Eilathen glittered high above them both. His voice was a splintering of ice. "And this is the last?"

"This is the last," Ysanne replied.

He did not hear the note of loss in her voice. Sadness was alien to him, not of his world or his being. He smiled at her words and tossed his hair back, the taste, the glide, the long green dive of freedom already running through him.

"Look then!" he cried. "Look you to know-and know your last of Eilathen!" And crossing his arms upon his breast, so that the ring on his finger burned like a heart afire, he began to spin again. But somehow, as Kim watched, his eyes were locked on hers all the time, even as he whirled, so fast that the lake water began to foam beneath him, and his cold, cold eyes and the bright pain of the red ring he wore were all she knew in the world.

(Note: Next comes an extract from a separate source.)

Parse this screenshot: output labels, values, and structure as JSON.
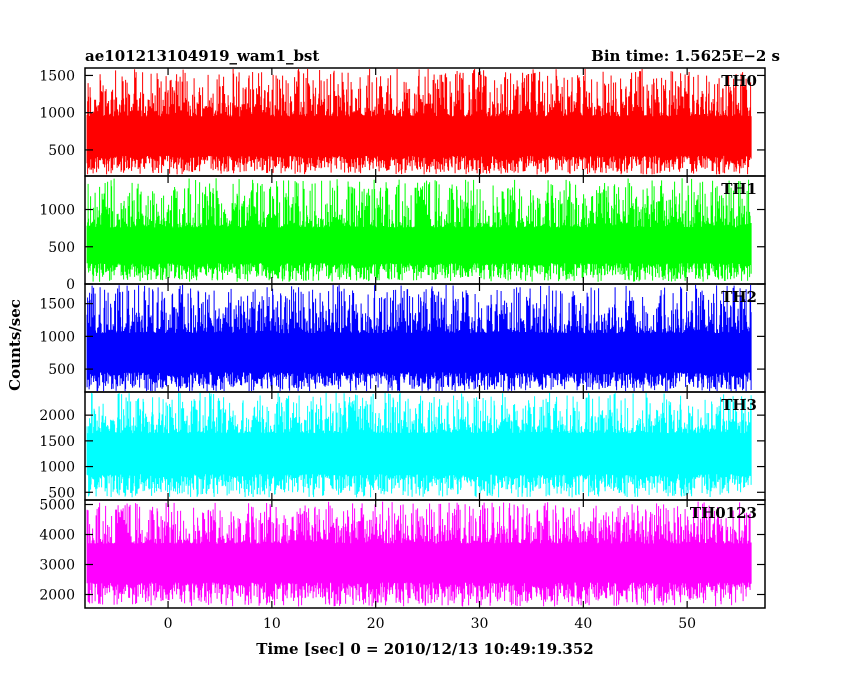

And then he was inside her, deeper than any lover had ever gone, more completely, and Kimberly was given the Tapestry.

She saw the shaping of the worlds, Fionavar at first, then all the others-her own in a fleeting glimpse-following it into time. The gods she saw, and knew their names, and she touched but could not hold, for no mortal can, the purpose and the pattern of the Weaver at the Loom.

And as she was whirled away from that bright vision, she came abruptly face to face with the oldest

Dark in his stronghold of Starkadh. In his eyes she felt herself shrivel, felt the thread fray on the Loom; she knew evil for what it was. The live coals of his eyes scorched into her, and the talons of his hands seemed to score her flesh, and within her heart she was forced to sound the uttermost depths of his hate, and she knew him for Rakoth the Unraveller, Rakoth Maugrim, whom the gods themselves feared, he who would rend the Tapestry and lay his own malignant shadow on all of time to come. And flinching away from the vastness of his power, she endured an endless passage of despair.

Ysanne, ashen and helpless, heard her cry out then, a cry torn from the ruin of innocence, and the Seer wept by the shore of her lake. But through it all Eilathen spun, faster than hope or despair, colder than night, the stone over his heart blazing as he whirled like an unleashed wind towards the freedom he had lost.

Kimberly, though, was oblivious to time and place, to lake, rock, Seer, spirit, stone, locked like a spell into the images Eilathen's eyes imposed. She saw Iorweth Founder come from oversea, saw him greet the lios alfar by Sennett Strand, and her heart caught at the beauty of the lios in that vision, and of the tall men the God had called to found the High Kingdom. And then she learned why the Kings of Brennin, all the High Kings from Iorweth to Ailell, were named the Children of

Mörnir, for Eilathen showed her the Summer Tree in the Godwood under stars.